Selain berimbas terhadap penjual eceran, sejumlah SPBU di Tuban juga sempat mengalami kekosongan stok seperti di SPBU Mulung Kecamatan Merakurak. Hal tersebut disampaikan Saeku Rohman (40) seorang driver ojek online yang hendak mengisi Pertalite sekitar jam 10 siang, Rabu (6/4/2022). Namun begitu saat berada di lokasi, jenis BBM yang dibutuhkan tidak ditemui.

“Tadi di Pom Mulung petugasnya bilang, jika stok Pertalite lagi kosong, akhirnya saya geser ke Pom Dasin Sugihwaras. Alhamdulillah stok ada tapi antrian cukup panjang,” kata Saekhu. 

Sementara itu, Area Manager Communication dan CSR Patra Niaga Jatimbalinus, Deden Mochamad Idhani tak menampik bahwa ada larangan bagi pengecer untuk membeli Pertalite dengan jumlah besar. Menanggapi kosongnya persediaan Pertalite yang sempat terjadi di beberapa SPBU di Tuban. Ia menyebut panic buying atau membeli berlebihan sebagai salah satu faktor utamanya. 

Terkait hal itu ia berpesan agar masyarakat tetap tenang dan melakukan pembelian dengan wajar tidak usah berlebihan.
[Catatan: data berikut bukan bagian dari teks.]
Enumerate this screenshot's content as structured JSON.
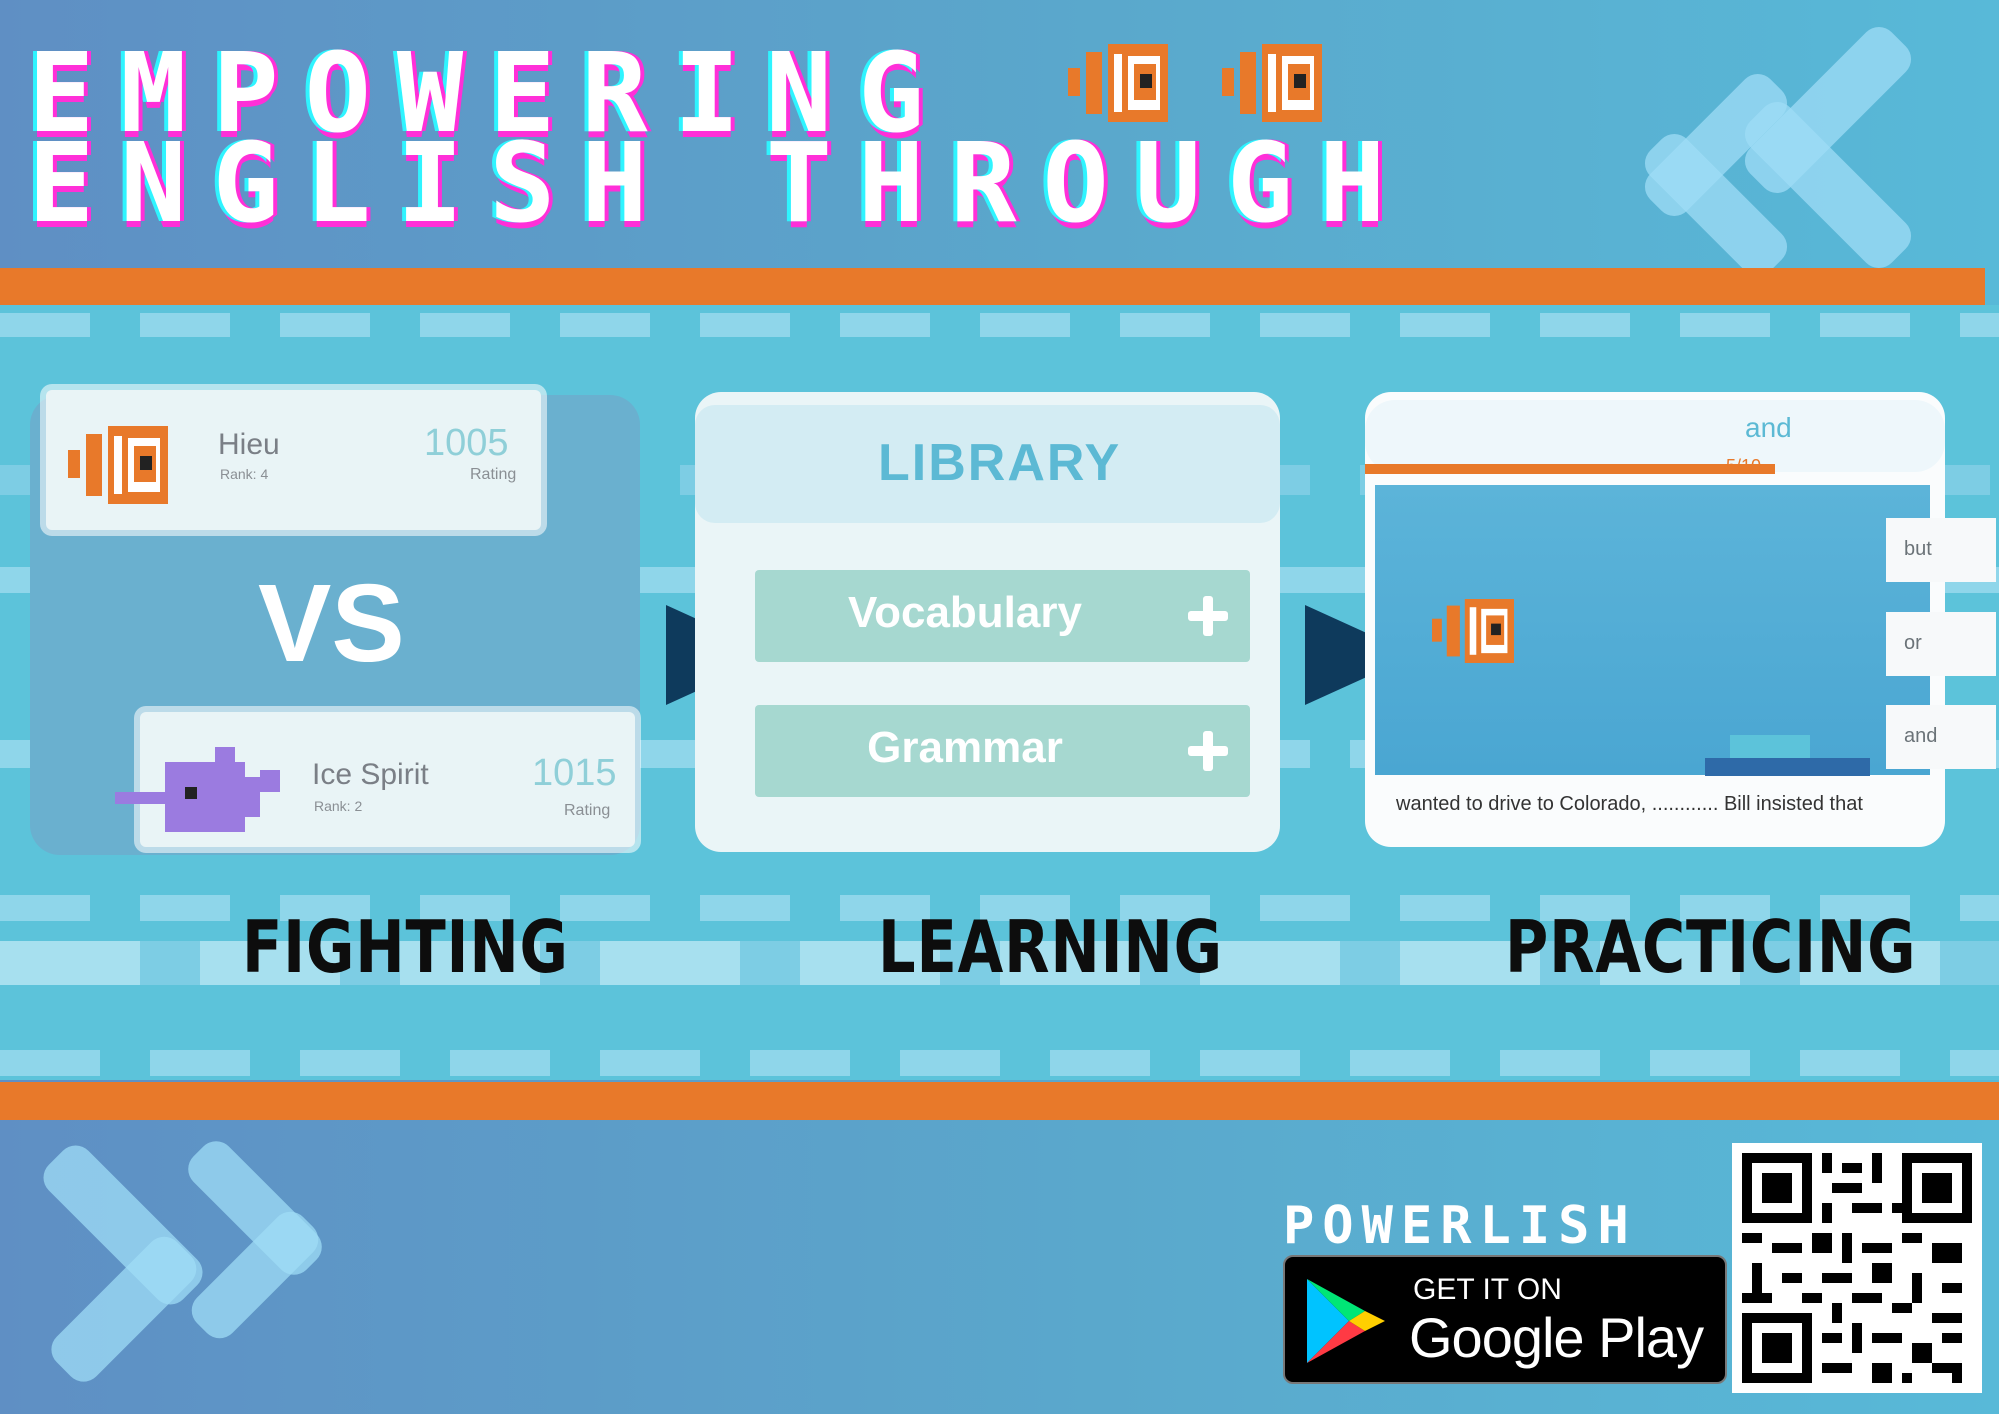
{
  "header": {
    "title_line1": "EMPOWERING",
    "title_line2": "ENGLISH THROUGH"
  },
  "fighting": {
    "player1": {
      "name": "Hieu",
      "rank": "Rank: 4",
      "rating": "1005",
      "rating_label": "Rating"
    },
    "vs": "VS",
    "player2": {
      "name": "Ice Spirit",
      "rank": "Rank: 2",
      "rating": "1015",
      "rating_label": "Rating"
    }
  },
  "library": {
    "title": "LIBRARY",
    "buttons": [
      {
        "label": "Vocabulary"
      },
      {
        "label": "Grammar"
      }
    ]
  },
  "practice": {
    "word": "and",
    "progress": "5/10",
    "choices": [
      {
        "label": "but"
      },
      {
        "label": "or"
      },
      {
        "label": "and"
      }
    ],
    "sentence": "wanted to drive to Colorado, ............ Bill insisted that"
  },
  "steps": {
    "fighting": "FIGHTING",
    "learning": "LEARNING",
    "practicing": "PRACTICING"
  },
  "footer": {
    "brand": "POWERLISH",
    "store_small": "GET IT ON",
    "store_big": "Google Play"
  },
  "colors": {
    "orange": "#e8792a",
    "cyan": "#5cc3da",
    "navy_arrow": "#0e3a5c",
    "title_shadow_pink": "#ff2fd8"
  }
}
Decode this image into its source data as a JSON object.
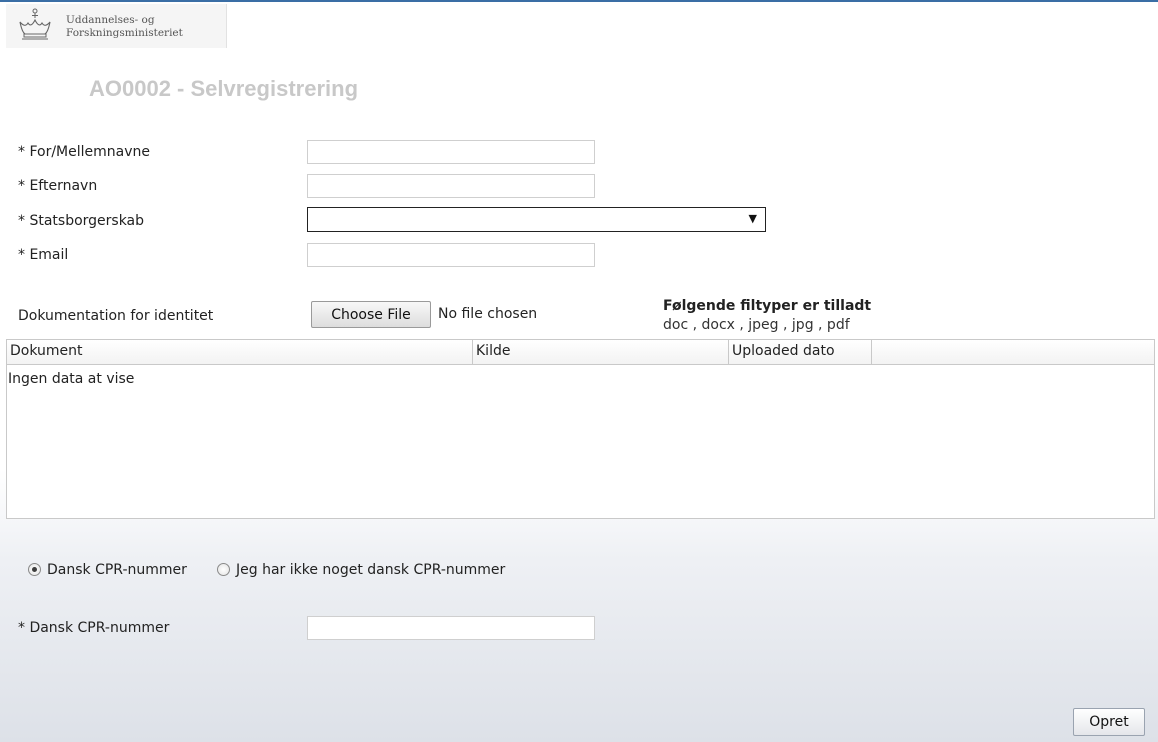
{
  "header": {
    "logo_line1": "Uddannelses- og",
    "logo_line2": "Forskningsministeriet"
  },
  "page_title": "AO0002 - Selvregistrering",
  "form": {
    "first_name_label": "* For/Mellemnavne",
    "first_name_value": "",
    "last_name_label": "* Efternavn",
    "last_name_value": "",
    "citizenship_label": "* Statsborgerskab",
    "citizenship_value": "",
    "email_label": "* Email",
    "email_value": ""
  },
  "upload": {
    "label": "Dokumentation for identitet",
    "choose_file_label": "Choose File",
    "no_file_text": "No file chosen",
    "allowed_types_title": "Følgende filtyper er tilladt",
    "allowed_types": "doc , docx , jpeg , jpg , pdf"
  },
  "table": {
    "columns": [
      "Dokument",
      "Kilde",
      "Uploaded dato"
    ],
    "empty_text": "Ingen data at vise"
  },
  "cpr": {
    "option_danish": "Dansk CPR-nummer",
    "option_none": "Jeg har ikke noget dansk CPR-nummer",
    "selected": "Dansk CPR-nummer",
    "field_label": "* Dansk CPR-nummer",
    "field_value": ""
  },
  "submit_label": "Opret"
}
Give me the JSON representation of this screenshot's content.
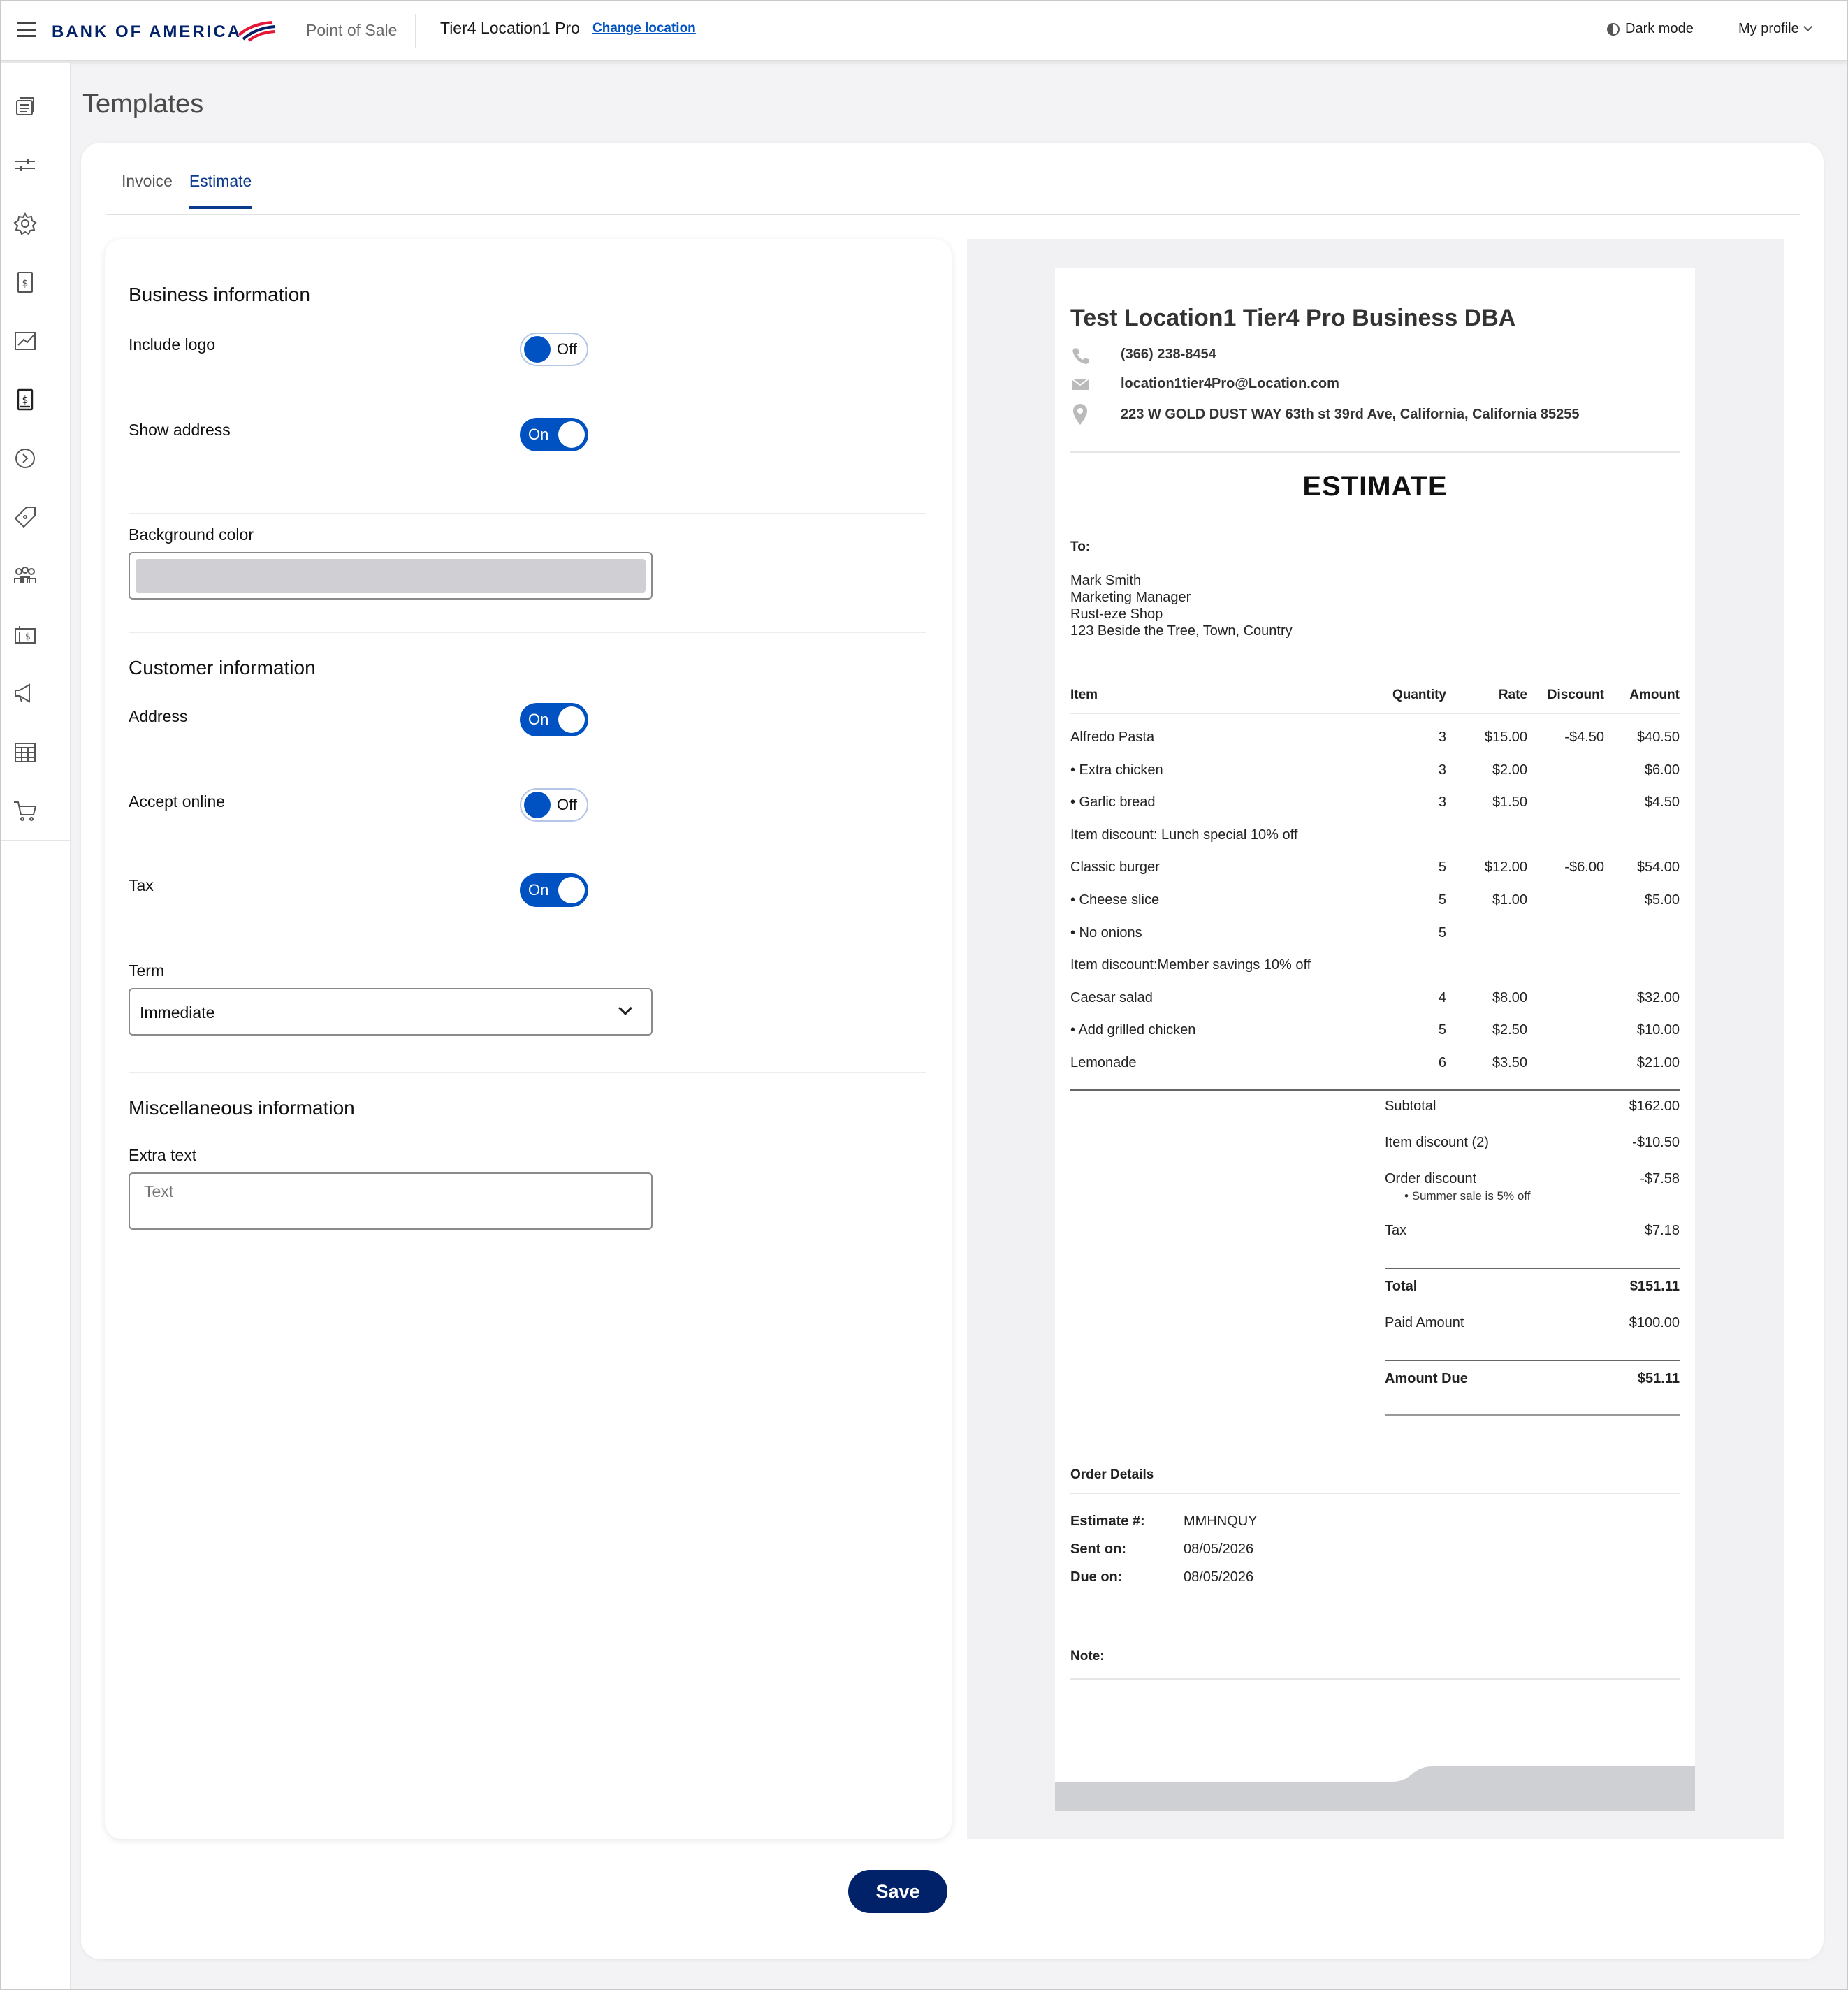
{
  "header": {
    "brand": "BANK OF AMERICA",
    "product": "Point of Sale",
    "location": "Tier4 Location1 Pro",
    "change_location": "Change location",
    "dark_mode": "Dark mode",
    "profile": "My profile"
  },
  "sidebar": {
    "icons": [
      "transactions-icon",
      "sliders-icon",
      "gear-icon",
      "invoice-icon",
      "reports-icon",
      "estimate-icon",
      "tips-icon",
      "discounts-icon",
      "customers-icon",
      "gift-card-icon",
      "marketing-icon",
      "calendar-icon",
      "cart-icon"
    ]
  },
  "page": {
    "title": "Templates"
  },
  "tabs": [
    {
      "label": "Invoice",
      "active": false
    },
    {
      "label": "Estimate",
      "active": true
    }
  ],
  "settings": {
    "business": {
      "title": "Business information",
      "include_logo": {
        "label": "Include logo",
        "state": "Off"
      },
      "show_address": {
        "label": "Show address",
        "state": "On"
      },
      "background_color": {
        "label": "Background color",
        "value": "#d0d0d4"
      }
    },
    "customer": {
      "title": "Customer information",
      "address": {
        "label": "Address",
        "state": "On"
      },
      "accept_online": {
        "label": "Accept online",
        "state": "Off"
      },
      "tax": {
        "label": "Tax",
        "state": "On"
      },
      "term": {
        "label": "Term",
        "value": "Immediate"
      }
    },
    "misc": {
      "title": "Miscellaneous information",
      "extra_text": {
        "label": "Extra text",
        "placeholder": "Text"
      }
    }
  },
  "preview": {
    "business_name": "Test Location1 Tier4 Pro Business DBA",
    "phone": "(366) 238-8454",
    "email": "location1tier4Pro@Location.com",
    "address": "223 W GOLD DUST WAY 63th st 39rd Ave, California, California 85255",
    "doc_title": "ESTIMATE",
    "to_label": "To:",
    "recipient": {
      "name": "Mark Smith",
      "title": "Marketing Manager",
      "company": "Rust-eze Shop",
      "address": "123 Beside the Tree, Town, Country"
    },
    "columns": {
      "item": "Item",
      "quantity": "Quantity",
      "rate": "Rate",
      "discount": "Discount",
      "amount": "Amount"
    },
    "rows": [
      {
        "item": "Alfredo Pasta",
        "qty": "3",
        "rate": "$15.00",
        "disc": "-$4.50",
        "amt": "$40.50"
      },
      {
        "item": "• Extra chicken",
        "qty": "3",
        "rate": "$2.00",
        "disc": "",
        "amt": "$6.00"
      },
      {
        "item": "• Garlic bread",
        "qty": "3",
        "rate": "$1.50",
        "disc": "",
        "amt": "$4.50"
      },
      {
        "item": "Item discount: Lunch special 10% off",
        "qty": "",
        "rate": "",
        "disc": "",
        "amt": ""
      },
      {
        "item": "Classic burger",
        "qty": "5",
        "rate": "$12.00",
        "disc": "-$6.00",
        "amt": "$54.00"
      },
      {
        "item": "• Cheese slice",
        "qty": "5",
        "rate": "$1.00",
        "disc": "",
        "amt": "$5.00"
      },
      {
        "item": "• No onions",
        "qty": "5",
        "rate": "",
        "disc": "",
        "amt": ""
      },
      {
        "item": "Item discount:Member savings 10% off",
        "qty": "",
        "rate": "",
        "disc": "",
        "amt": ""
      },
      {
        "item": "Caesar salad",
        "qty": "4",
        "rate": "$8.00",
        "disc": "",
        "amt": "$32.00"
      },
      {
        "item": "• Add grilled chicken",
        "qty": "5",
        "rate": "$2.50",
        "disc": "",
        "amt": "$10.00"
      },
      {
        "item": "Lemonade",
        "qty": "6",
        "rate": "$3.50",
        "disc": "",
        "amt": "$21.00"
      }
    ],
    "totals": {
      "subtotal_label": "Subtotal",
      "subtotal": "$162.00",
      "item_discount_label": "Item discount (2)",
      "item_discount": "-$10.50",
      "order_discount_label": "Order discount",
      "order_discount": "-$7.58",
      "order_discount_note": "Summer sale is 5% off",
      "tax_label": "Tax",
      "tax": "$7.18",
      "total_label": "Total",
      "total": "$151.11",
      "paid_label": "Paid Amount",
      "paid": "$100.00",
      "due_label": "Amount Due",
      "due": "$51.11"
    },
    "order_details": {
      "title": "Order Details",
      "estimate_label": "Estimate #:",
      "estimate": "MMHNQUY",
      "sent_label": "Sent on:",
      "sent": "08/05/2026",
      "due_label": "Due on:",
      "due": "08/05/2026"
    },
    "note_label": "Note:"
  },
  "actions": {
    "save": "Save"
  },
  "colors": {
    "brand_navy": "#012169",
    "accent_blue": "#0052c2",
    "brand_red": "#e31837"
  }
}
Khususnya di Tuban, stok BBM dipastikan aman mengingat berdekatan dengan Terminal Bahan Bakar Minyak (). 

“Kami berharap jangan panic buying. Mobil tangki BBM sudah ada jadwal pengirimannya. Membeli BBM sesuai kebutuhan saja, karena kalau tidak, maka SPBU juga cepat kosong dan berujung pada antrean kendaraan panjang lagi,” pungkasnya. (Ibn/Jun).